Chancellor Kumble Subbaswamy, in a message to the campus community, noted that “our strategic focus is on advancing students’ academic progress toward degree completion while providing a campus environment that meets federal and state health and safety protocols for mitigating COVID-19.” Specific cohorts of undergraduate students will be given the option to live on campus, representing about 60% of the typical residential population.

Full details of the plan can be found at www.umass.edu/coronavirus. The spring Semester starts Monday, Feb. 1, 2021.

Subbaswamy, informed by the public-health and academic recommendations of the campus strategy group, determined that in-person, face-to-face instruction for undergraduate and graduate students will be offered on campus this spring in certain classes, labs, and studios identified as requiring in-person instruction. First-year students may also be provided with a face-to-face instructional opportunity, although the majority of the teaching in the spring semester will be fully remote.

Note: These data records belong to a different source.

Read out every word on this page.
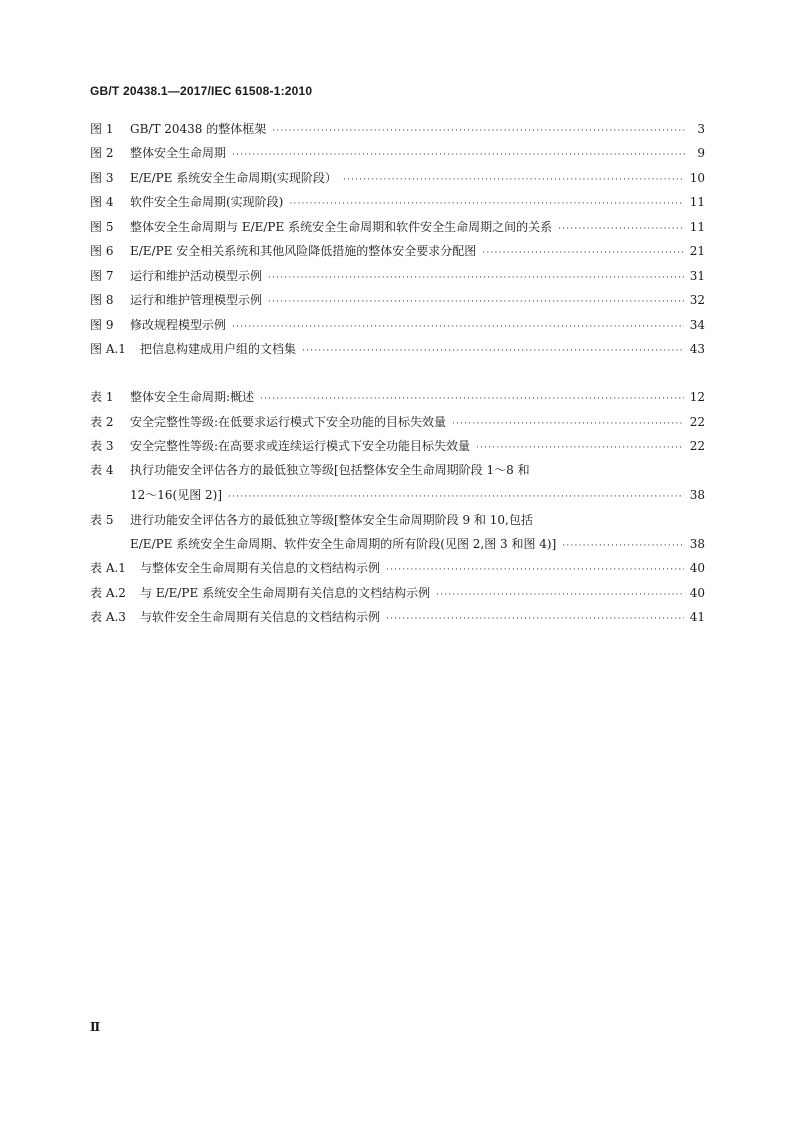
GB/T 20438.1—2017/IEC 61508-1:2010
图 1	GB/T 20438 的整体框架 ·····	3
图 2	整体安全生命周期 ·····	9
图 3	E/E/PE 系统安全生命周期(实现阶段） ·····	10
图 4	软件安全生命周期(实现阶段) ·····	11
图 5	整体安全生命周期与 E/E/PE 系统安全生命周期和软件安全生命周期之间的关系 ·····	11
图 6	E/E/PE 安全相关系统和其他风险降低措施的整体安全要求分配图 ·····	21
图 7	运行和维护活动模型示例 ·····	31
图 8	运行和维护管理模型示例 ·····	32
图 9	修改规程模型示例 ·····	34
图 A.1	把信息构建成用户组的文档集 ·····	43
表 1	整体安全生命周期:概述 ·····	12
表 2	安全完整性等级:在低要求运行模式下安全功能的目标失效量 ·····	22
表 3	安全完整性等级:在高要求或连续运行模式下安全功能目标失效量 ·····	22
表 4	执行功能安全评估各方的最低独立等级[包括整体安全生命周期阶段 1～8 和
12～16(见图 2)] ·····	38
表 5	进行功能安全评估各方的最低独立等级[整体安全生命周期阶段 9 和 10,包括
E/E/PE 系统安全生命周期、软件安全生命周期的所有阶段(见图 2,图 3 和图 4)] ·····	38
表 A.1	与整体安全生命周期有关信息的文档结构示例 ·····	40
表 A.2	与 E/E/PE 系统安全生命周期有关信息的文档结构示例 ·····	40
表 A.3	与软件安全生命周期有关信息的文档结构示例 ·····	41
Ⅱ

In addition, specific cohorts of undergraduate students, whose academic success is most closely associated with on-campus learning and living, will be given the option to live on campus for the spring semester. These cohorts include students enrolled in mandatory face-to-face classes; students dependent on the university for housing and dining, including international students, as well as students requiring specific academic accommodations or those participating in athletics; and first-year students and entering transfer students enrolled in fall 2020 and spring 2021.

These groups of undergraduate students represent approximately 60% of the campus’s usual residential population. Students who decline this invitation would join all other students who will continue to engage in remote learning from their homes or their off-campus residences. The university is also exploring alternative residential options beyond the Amherst area, including increasing the housing capacity on the Mount Ida campus in Newton.

“While I am pleased that a larger percentage of our students will be afforded the opportunity to return to campus and take part in the immersive residential experience, my heart goes out to students to whom we are not able to extend this invitation,” Subbsawamy said. “Put simply, given the nature of the pandemic, the campus cannot operate at full capacity and adequately provide the virus testing, contact tracing, social distancing, and quarantine and isolation measures necessary while the pandemic continues. However, at 60% capacity, we are confident we can provide all of these vital services to our campus community while fulfilling our educational mission.”

The university confidence is bolstered in part, Subbaswamy said, by the success of UMass Amherst’s symptomatic and asymptomatic-testing and contact-tracing program. The fourth-largest such operation in the state, behind only Boston, Worcester, and Cambridge, the UMass testing center has conducted more than 100,000 tests since it opened in August and, in conjunction with a comprehensive contact tracing activities, has revealed a cumulative positivity rate of 0.15%, well below most peer institutions as well as the state rate of 0.8%.

“Remarkably, as of this writing, there has been only one positive case detected in our current residential population,” he added. “That is a testament to our students’ commitment to following public-health protocols.”

Subbaswamy emphasized that the university’s plan to partially repopulate the campus in the spring semester will require strict adherence to updated and expanded protocols regarding twice-weekly testing, daily self-monitoring and reporting, mandatory face coverings, social distancing, limited travel away from campus, and prohibition of guests in residence halls, dining commons, and other campus buildings.